Stopforth and colleagues provide another example of methodological imagination using large-scale survey data. They set out to examine the prevalence and persistence of ethnic inequalities in health in later life, and assess the effects of socio-economic position and experienced racial discrimination in explaining health inequalities (Stopforth, et al., 2021). In the absence of longitudinal surveys with adequate numbers of older minoritised people, they harmonised six nationally representative social survey datasets that covered a 24-year period . Their analysis illuminates deeply alarming ethnic inequalities in limiting long-term illness and self-rated health over two decades (Stopforth, et al., 2021).

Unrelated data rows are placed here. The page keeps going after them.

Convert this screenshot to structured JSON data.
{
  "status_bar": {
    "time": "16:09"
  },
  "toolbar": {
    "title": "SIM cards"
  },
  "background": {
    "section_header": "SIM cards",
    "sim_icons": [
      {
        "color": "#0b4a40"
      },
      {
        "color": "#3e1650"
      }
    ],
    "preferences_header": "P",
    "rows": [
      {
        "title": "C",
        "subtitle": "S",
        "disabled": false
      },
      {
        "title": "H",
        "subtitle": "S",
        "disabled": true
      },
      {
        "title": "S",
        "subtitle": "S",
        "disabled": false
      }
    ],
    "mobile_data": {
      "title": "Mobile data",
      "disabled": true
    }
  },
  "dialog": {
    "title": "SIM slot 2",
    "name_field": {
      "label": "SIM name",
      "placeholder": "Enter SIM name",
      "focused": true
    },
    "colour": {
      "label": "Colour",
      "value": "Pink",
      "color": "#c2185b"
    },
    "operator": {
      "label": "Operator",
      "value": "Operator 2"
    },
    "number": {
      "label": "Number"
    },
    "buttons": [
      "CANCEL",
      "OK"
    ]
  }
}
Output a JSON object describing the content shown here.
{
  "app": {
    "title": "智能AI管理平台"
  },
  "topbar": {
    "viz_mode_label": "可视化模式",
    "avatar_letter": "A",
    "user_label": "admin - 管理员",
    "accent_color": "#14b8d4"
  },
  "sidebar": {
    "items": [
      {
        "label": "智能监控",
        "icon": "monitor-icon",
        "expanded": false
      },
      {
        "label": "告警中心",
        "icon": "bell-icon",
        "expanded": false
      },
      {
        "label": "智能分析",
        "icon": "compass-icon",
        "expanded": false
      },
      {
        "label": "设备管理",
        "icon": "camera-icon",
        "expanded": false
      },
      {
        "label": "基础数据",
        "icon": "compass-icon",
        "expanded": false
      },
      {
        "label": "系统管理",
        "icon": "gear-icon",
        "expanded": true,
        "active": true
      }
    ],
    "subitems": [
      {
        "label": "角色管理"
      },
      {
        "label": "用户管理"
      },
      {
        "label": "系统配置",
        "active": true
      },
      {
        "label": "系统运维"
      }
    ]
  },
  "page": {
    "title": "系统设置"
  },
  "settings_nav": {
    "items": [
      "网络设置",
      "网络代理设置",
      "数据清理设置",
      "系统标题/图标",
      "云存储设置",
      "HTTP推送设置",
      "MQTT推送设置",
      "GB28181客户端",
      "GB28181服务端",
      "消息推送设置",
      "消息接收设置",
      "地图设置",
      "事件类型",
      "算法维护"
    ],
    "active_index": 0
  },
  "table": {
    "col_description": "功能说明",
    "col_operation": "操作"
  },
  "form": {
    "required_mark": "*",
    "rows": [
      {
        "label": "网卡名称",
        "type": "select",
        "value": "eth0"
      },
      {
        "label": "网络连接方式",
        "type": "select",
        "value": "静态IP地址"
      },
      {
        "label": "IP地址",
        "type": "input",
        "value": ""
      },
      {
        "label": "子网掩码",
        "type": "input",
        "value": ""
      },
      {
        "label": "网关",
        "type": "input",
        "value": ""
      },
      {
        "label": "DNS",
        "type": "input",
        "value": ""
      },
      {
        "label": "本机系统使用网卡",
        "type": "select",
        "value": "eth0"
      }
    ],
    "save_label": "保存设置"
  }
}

Evidently, existing data sources are imperfect, and their limitations impede our ability to comprehensively understand ethnic inequalities in health. However, the willingness to cultivate one’s methodological imagination means that researchers need not wait for the perfect dataset to explore ethnic inequalities in health. It is important to note that methodological imagination may not always be possible given the extra cognitive, logistical and even financial resources required to effectively execute novel, complex research methods. Further, the evidence may take longer to produce, thereby delaying the incorporation and implementation of such evidence into policy and practice to address urgent public health issues. As such, alongside methodological imagination is the need for sustained efforts to collect and monitor good quality disaggregated ethnicity data alongside, data on wider determinants of health (including racism and discrimination) which will allow researchers to produce evidence that can meaningfully inform evidence-based policies and interventions to address ethnic health inequalities.